Projeto no município vizinho, sem licitação, visa atender resíduos de Manaus

Foto: Divulgação

Moradores de comunidades e ramais do município de Iranduba (situado a 28 quilômetros de Manaus) repudiaram a instalação do aterro sanitário privado no km 19 da Estrada Manoel Urbano (AM-070), projeto tocado pela empresa Norte Ambiental Ltda.

Durante audiência pública realizada neste domingo (22.01.23), ficou clara a posição da comunidade contrária, que se encontra sob análise do Instituto de Proteção Ambiental do Amazonas (Ipaam), órgão responsável por conceder o licenciamento ambiental e estabelecer os prazos e normas para implantação do aterro.

A previsão é de que o local receba até 3 mil toneladas de resíduos/dia, podendo incluir o descarte de lixo de outros municípios da Região Metropolitana de Manaus.

Um abaixo-assinado, organizado por moradores e lideranças de comunidades locais, circulou durante a audiência para coleta de assinaturas.

Desde junho de 2021, a população vem se mobilizando pela conscientização das pessoas em Iranduba e Manaus, quanto aos prejuízos causados ao município vizinho da capital amazonense, principalmente, os relacionados à desvalorização do destino turístico.

Na última semana, dois protestos foram realizados na região Central de Manaus.

“Não queremos e não aceitamos esse aterro sanitário privado que não sei de onde veio.

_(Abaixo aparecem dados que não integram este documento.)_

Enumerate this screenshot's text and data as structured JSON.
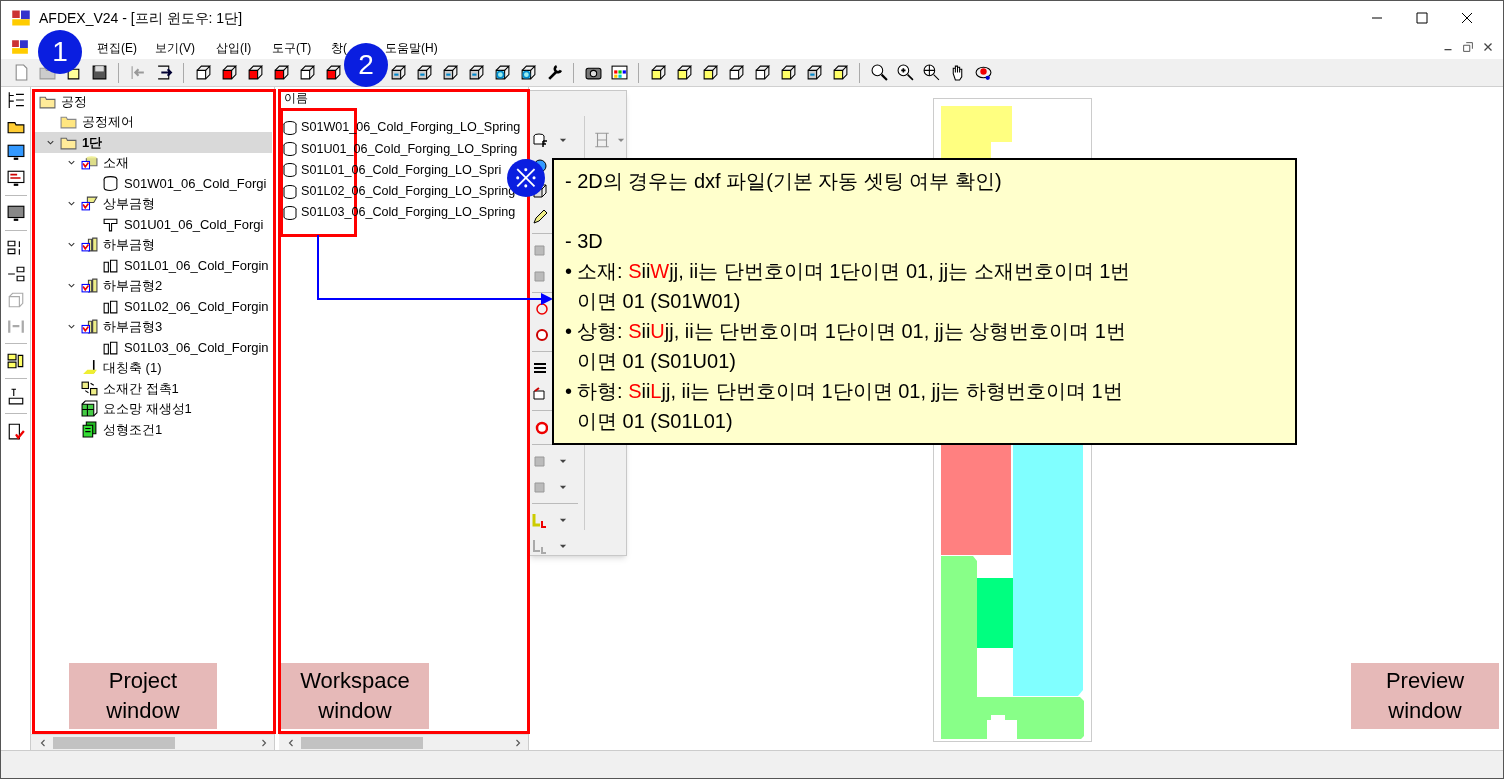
{
  "window": {
    "title": "AFDEX_V24 - [프리 윈도우: 1단]"
  },
  "menu": [
    "편집(E)",
    "보기(V)",
    "삽입(I)",
    "도구(T)",
    "창(",
    "도움말(H)"
  ],
  "project_tree": [
    {
      "label": "공정",
      "kind": "folder_open",
      "selected": false,
      "children": [
        {
          "label": "공정제어",
          "kind": "folder",
          "selected": false
        },
        {
          "label": "1단",
          "kind": "folder_open",
          "selected": true,
          "expanded": true,
          "children": [
            {
              "label": "소재",
              "kind": "material",
              "selected": false,
              "expanded": true,
              "children": [
                {
                  "label": "S01W01_06_Cold_Forgi",
                  "kind": "billet",
                  "selected": false
                }
              ]
            },
            {
              "label": "상부금형",
              "kind": "upper_die",
              "selected": false,
              "expanded": true,
              "children": [
                {
                  "label": "S01U01_06_Cold_Forgi",
                  "kind": "punch",
                  "selected": false
                }
              ]
            },
            {
              "label": "하부금형",
              "kind": "lower_die",
              "selected": false,
              "expanded": true,
              "children": [
                {
                  "label": "S01L01_06_Cold_Forgin",
                  "kind": "die",
                  "selected": false
                }
              ]
            },
            {
              "label": "하부금형2",
              "kind": "lower_die",
              "selected": false,
              "expanded": true,
              "children": [
                {
                  "label": "S01L02_06_Cold_Forgin",
                  "kind": "die",
                  "selected": false
                }
              ]
            },
            {
              "label": "하부금형3",
              "kind": "lower_die",
              "selected": false,
              "expanded": true,
              "children": [
                {
                  "label": "S01L03_06_Cold_Forgin",
                  "kind": "die",
                  "selected": false
                }
              ]
            },
            {
              "label": "대칭축 (1)",
              "kind": "axis",
              "selected": false
            },
            {
              "label": "소재간 접촉1",
              "kind": "contact",
              "selected": false
            },
            {
              "label": "요소망 재생성1",
              "kind": "mesh",
              "selected": false
            },
            {
              "label": "성형조건1",
              "kind": "condition",
              "selected": false
            }
          ]
        }
      ]
    }
  ],
  "workspace": {
    "column_header": "이름",
    "items": [
      "S01W01_06_Cold_Forging_LO_Spring",
      "S01U01_06_Cold_Forging_LO_Spring",
      "S01L01_06_Cold_Forging_LO_Spri",
      "S01L02_06_Cold_Forging_LO_Spring",
      "S01L03_06_Cold_Forging_LO_Spring"
    ]
  },
  "callout": {
    "marker": "※",
    "lines": [
      {
        "kind": "dash",
        "text": "- 2D의 경우는 dxf 파일(기본 자동 셋팅 여부 확인)"
      },
      {
        "kind": "dash",
        "text": "- 3D"
      },
      {
        "kind": "bullet",
        "marker": "•",
        "label": "소재: ",
        "code": [
          {
            "text": "S",
            "highlight": true
          },
          {
            "text": "ii",
            "highlight": false
          },
          {
            "text": "W",
            "highlight": true
          },
          {
            "text": "jj",
            "highlight": false
          }
        ],
        "lines": [
          ", ii는 단번호이며 1단이면 01, jj는 소재번호이며 1번",
          "이면 01 (S01W01)"
        ]
      },
      {
        "kind": "bullet",
        "marker": "•",
        "label": "상형: ",
        "code": [
          {
            "text": "S",
            "highlight": true
          },
          {
            "text": "ii",
            "highlight": false
          },
          {
            "text": "U",
            "highlight": true
          },
          {
            "text": "jj",
            "highlight": false
          }
        ],
        "lines": [
          ", ii는 단번호이며 1단이면 01, jj는 상형번호이며 1번",
          "이면 01 (S01U01)"
        ]
      },
      {
        "kind": "bullet",
        "marker": "•",
        "label": "하형: ",
        "code": [
          {
            "text": "S",
            "highlight": true
          },
          {
            "text": "ii",
            "highlight": false
          },
          {
            "text": "L",
            "highlight": true
          },
          {
            "text": "jj",
            "highlight": false
          }
        ],
        "lines": [
          ", ii는 단번호이며 1단이면 01, jj는 하형번호이며 1번",
          "이면 01 (S01L01)"
        ]
      }
    ]
  },
  "annotations": {
    "badges": [
      "1",
      "2"
    ],
    "labels": [
      "Project window",
      "Workspace window",
      "Preview window"
    ]
  }
}
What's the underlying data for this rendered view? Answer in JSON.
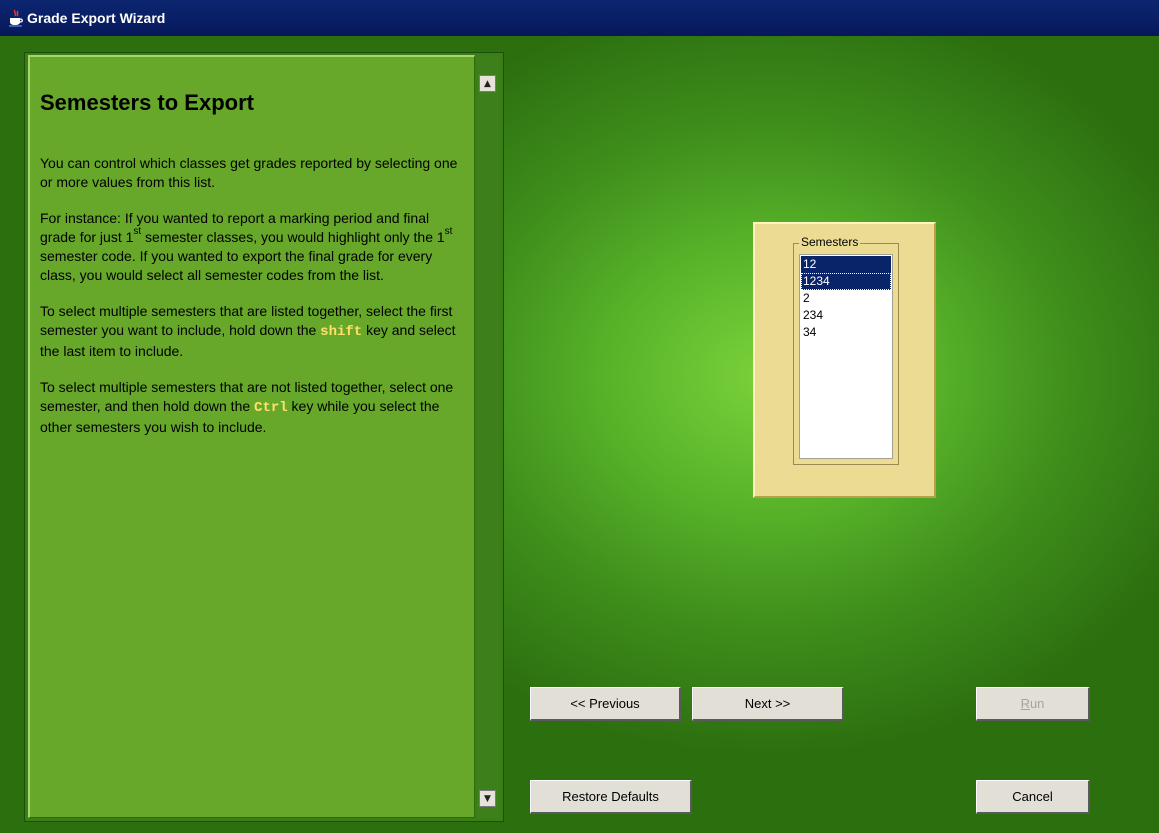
{
  "window": {
    "title": "Grade Export Wizard",
    "icon": "java-cup-icon"
  },
  "help": {
    "title": "Semesters to Export",
    "p1": "You can control which classes get grades reported by selecting one or more values from this list.",
    "p2_a": "For instance: If you wanted to report a marking period and final grade for just 1",
    "p2_sup1": "st",
    "p2_b": " semester classes, you would highlight only the 1",
    "p2_sup2": "st",
    "p2_c": " semester code. If you wanted to export the final grade for every class, you would select all semester codes from the list.",
    "p3_a": "To select multiple semesters that are listed together, select the first semester you want to include, hold down the ",
    "p3_key": "shift",
    "p3_b": " key and select the last item to include.",
    "p4_a": "To select multiple semesters that are not listed together, select one semester, and then hold down the ",
    "p4_key": "Ctrl",
    "p4_b": " key while you select the other semesters you wish to include."
  },
  "semesters": {
    "label": "Semesters",
    "items": [
      {
        "label": "12"
      },
      {
        "label": "1234"
      },
      {
        "label": "2"
      },
      {
        "label": "234"
      },
      {
        "label": "34"
      }
    ]
  },
  "buttons": {
    "previous": "<< Previous",
    "next": "Next >>",
    "run_mnemonic": "R",
    "run_rest": "un",
    "restore": "Restore Defaults",
    "cancel": "Cancel"
  },
  "colors": {
    "background": "#58b329",
    "help_panel": "#67a82b",
    "list_panel": "#ecdc93",
    "selection": "#0a246a",
    "key_highlight": "#ffe06a"
  }
}
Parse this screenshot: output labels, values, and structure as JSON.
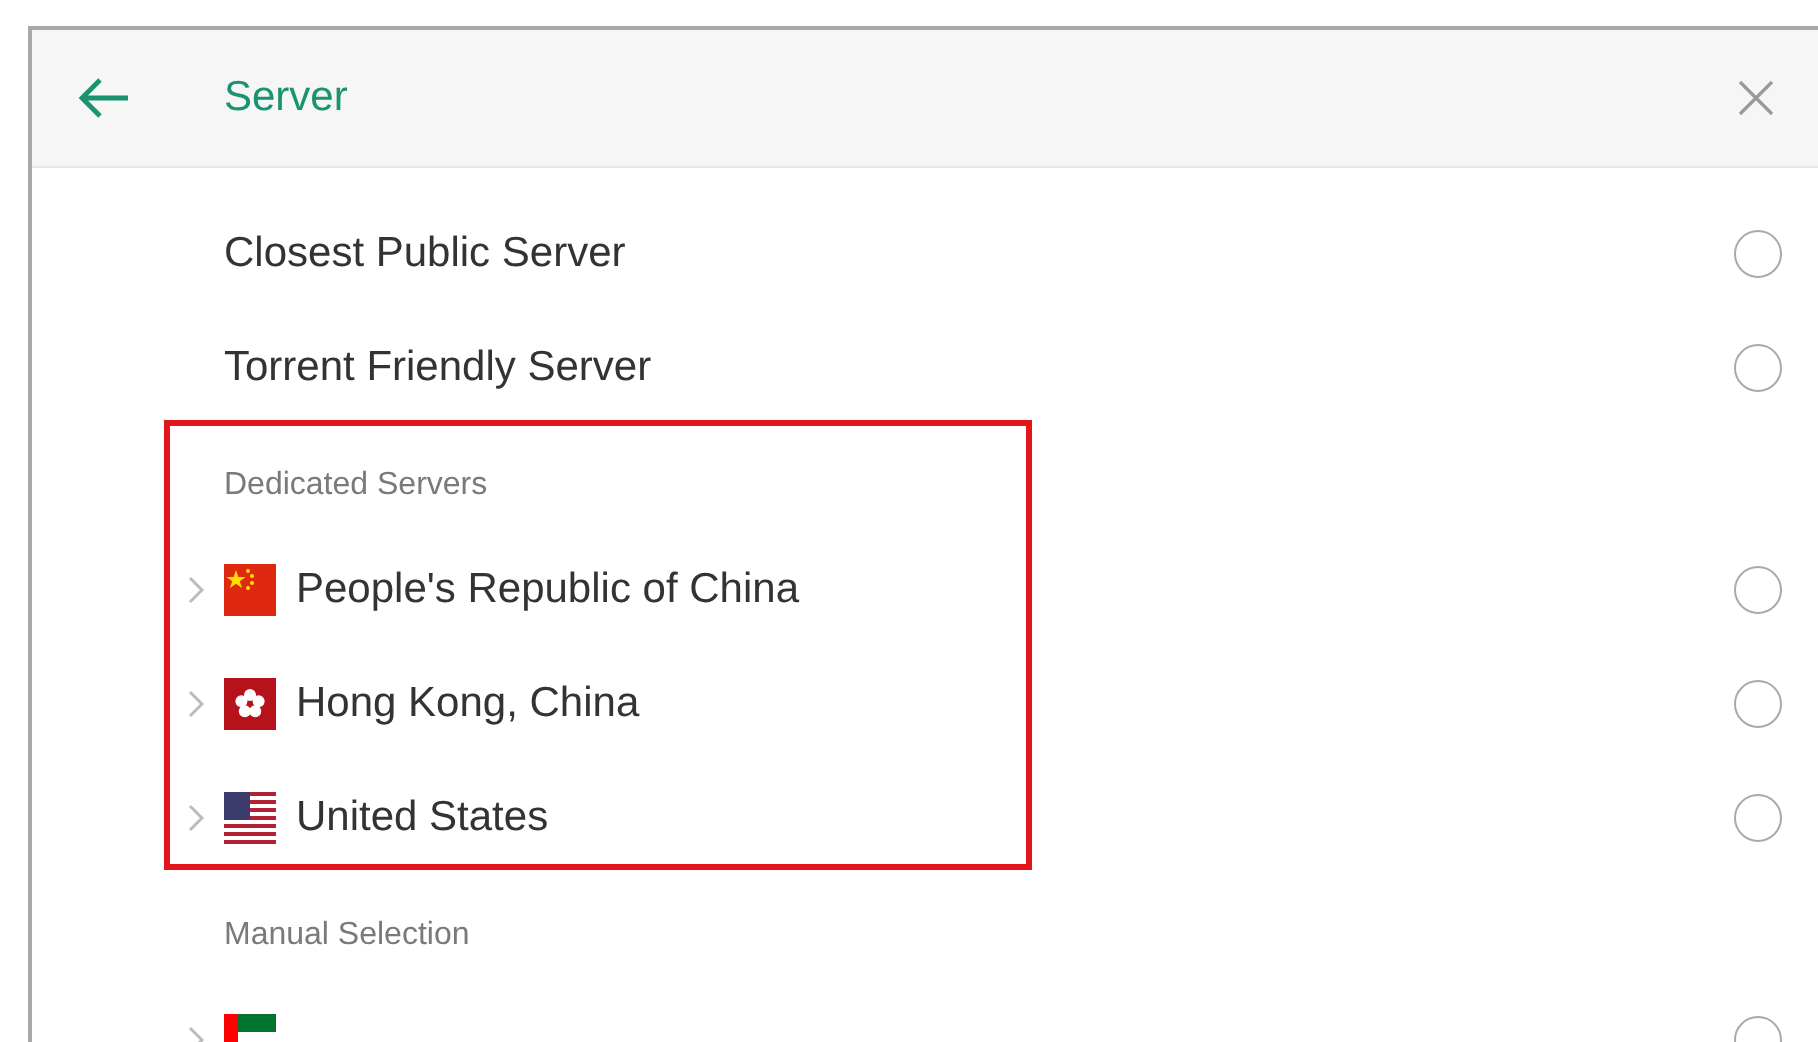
{
  "header": {
    "title": "Server"
  },
  "options": [
    {
      "label": "Closest Public Server",
      "selected": false
    },
    {
      "label": "Torrent Friendly Server",
      "selected": false
    }
  ],
  "sections": [
    {
      "title": "Dedicated Servers",
      "highlighted": true,
      "items": [
        {
          "label": "People's Republic of China",
          "kind": "cn",
          "selected": false
        },
        {
          "label": "Hong Kong, China",
          "kind": "hk",
          "selected": false
        },
        {
          "label": "United States",
          "kind": "us",
          "selected": false
        }
      ]
    },
    {
      "title": "Manual Selection",
      "highlighted": false,
      "items": [
        {
          "kind": "ae",
          "selected": false
        }
      ]
    }
  ]
}
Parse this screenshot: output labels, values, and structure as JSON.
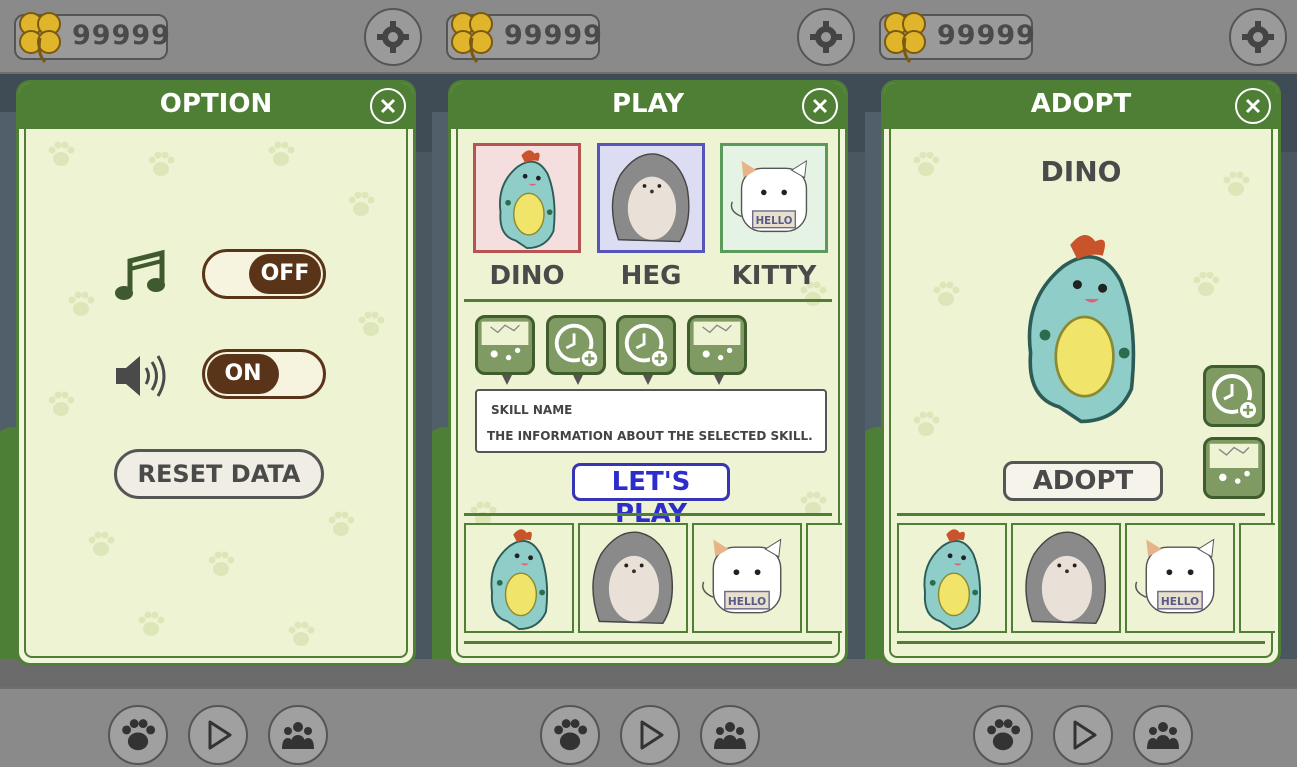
{
  "coins": "99999",
  "colors": {
    "panel_green": "#4f7e35",
    "toggle_brown": "#5a3418",
    "play_blue": "#2d2dcc"
  },
  "icons": [
    "clover-icon",
    "gear-icon",
    "close-icon",
    "paw-icon",
    "play-icon",
    "group-icon",
    "music-icon",
    "speaker-icon",
    "clock-plus-icon",
    "cracked-egg-icon"
  ],
  "option": {
    "title": "OPTION",
    "music_toggle": "OFF",
    "sound_toggle": "ON",
    "reset_label": "RESET DATA"
  },
  "play": {
    "title": "PLAY",
    "characters": [
      {
        "name": "DINO"
      },
      {
        "name": "HEG"
      },
      {
        "name": "KITTY",
        "sign": "HELLO"
      }
    ],
    "skill_name": "SKILL NAME",
    "skill_desc": "THE INFORMATION ABOUT THE SELECTED SKILL.",
    "lets_play": "LET'S PLAY",
    "roster_sign": "HELLO"
  },
  "adopt": {
    "title": "ADOPT",
    "pet_name": "DINO",
    "adopt_label": "ADOPT",
    "roster_sign": "HELLO"
  }
}
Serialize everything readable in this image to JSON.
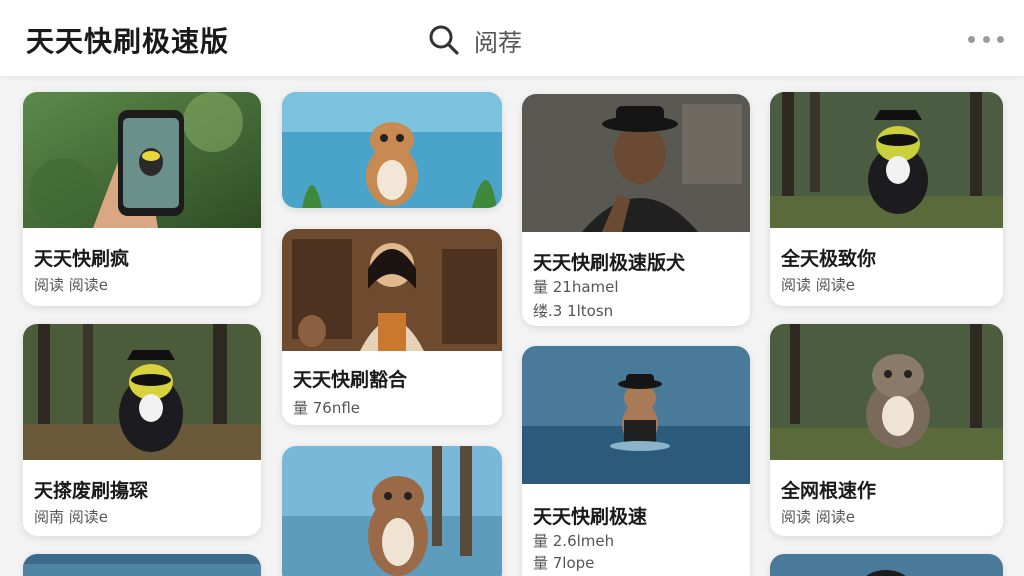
{
  "app": {
    "title": "天天快刷极速版"
  },
  "search": {
    "text": "阅荐"
  },
  "cards": [
    {
      "title": "天天快刷疯",
      "meta": "阅读 阅读e"
    },
    {
      "title": "天搽废刷摥琛",
      "meta": "阅南 阅读e"
    },
    {
      "title": "天天快刷豁合",
      "meta": "量 76nfle"
    },
    {
      "title": "天天快刷极速版犬",
      "meta": "量 21hamel",
      "meta2": "缕.3 1ltosn"
    },
    {
      "title": "天天快刷极速",
      "meta": "量 2.6lmeh",
      "meta2": "量 7lope"
    },
    {
      "title": "全天极致你",
      "meta": "阅读 阅读e"
    },
    {
      "title": "全网根速作",
      "meta": "阅读 阅读e"
    }
  ]
}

Tanto lugar pra ir e querem se instalar em um local onde tem escola ao redor, pessoas morando? Que ódio é esse contra as pessoas de Iranduba? Não tem nenhuma autoridade, prefeito, governador, ninguém a nosso favor! Graças a Deus nós temos o povo que está nos ajudando, aderindo a essa causa, lutando, gastando sua gasolina, indo com criança para as manifestações”, afirma Andleane Fonseca Garcia, 36, moradora da Vila de Paricatuba, localizada no km 21 da AM-070, um dos pontos turísticos da cidade.

Representantes da Associação De Catadores De Iranduba-nova Esperança, localizada no bairro Centro, em Iranduba, ressaltaram que a população quer melhorias para o aterro público do município, transformando-o em aterro sanitário, mas que seja um processo previamente discutido com a comunidade e que seja referente aos resíduos dos moradores locais.

Representante do Movimento Fórum das Águas, Sandoval Rocha, ressaltou que, na área onde o aterro sanitário deve ser construído, existem 62 nascentes de água ao longo de 36 quilômetros de igarapés, todos desaguando no Rio Negro.

Além disso, a região é habitada por agricultores familiares, condomínios residenciais e empreendimentos balneários e restaurantes voltados ao turismo. O impacto em praias, cachoeiras e sítios arqueológicos não foram dimensionados.

Em sua fala, o advogado José Roque Nunes Marques, que representa nove associações de produtores locais, ponderou “cabe ao poder publico municipal a responsabilidade exclusiva sobre coleta de resíduos, o tratamento e a destinação adequada para os resíduos sólidos urbanos”, conforme prevê o artigo 302 da Lei Orgânica do Município de Manaus e do Plano Municipal de Resíduos Sólidos de Iranduba.

“Precisamos de respostas; há uma ausência de autorização legal para despejo do lixo de Manaus e região em Iranduba. a implantação desse tipo de empreendimento passa, necessariamente, pelo poder público e não existe consórcio, autorização, é uma atividade que e própria do poder público. A Câmara Municipal de Manaus, por exemplo, tem que se manifestar. Quando a Prefeitura de Manaus está disposta a pagar por transformar isso aqui num lixo? Isso não é gratuito, cada município cuida do seu lixo”, afirmou.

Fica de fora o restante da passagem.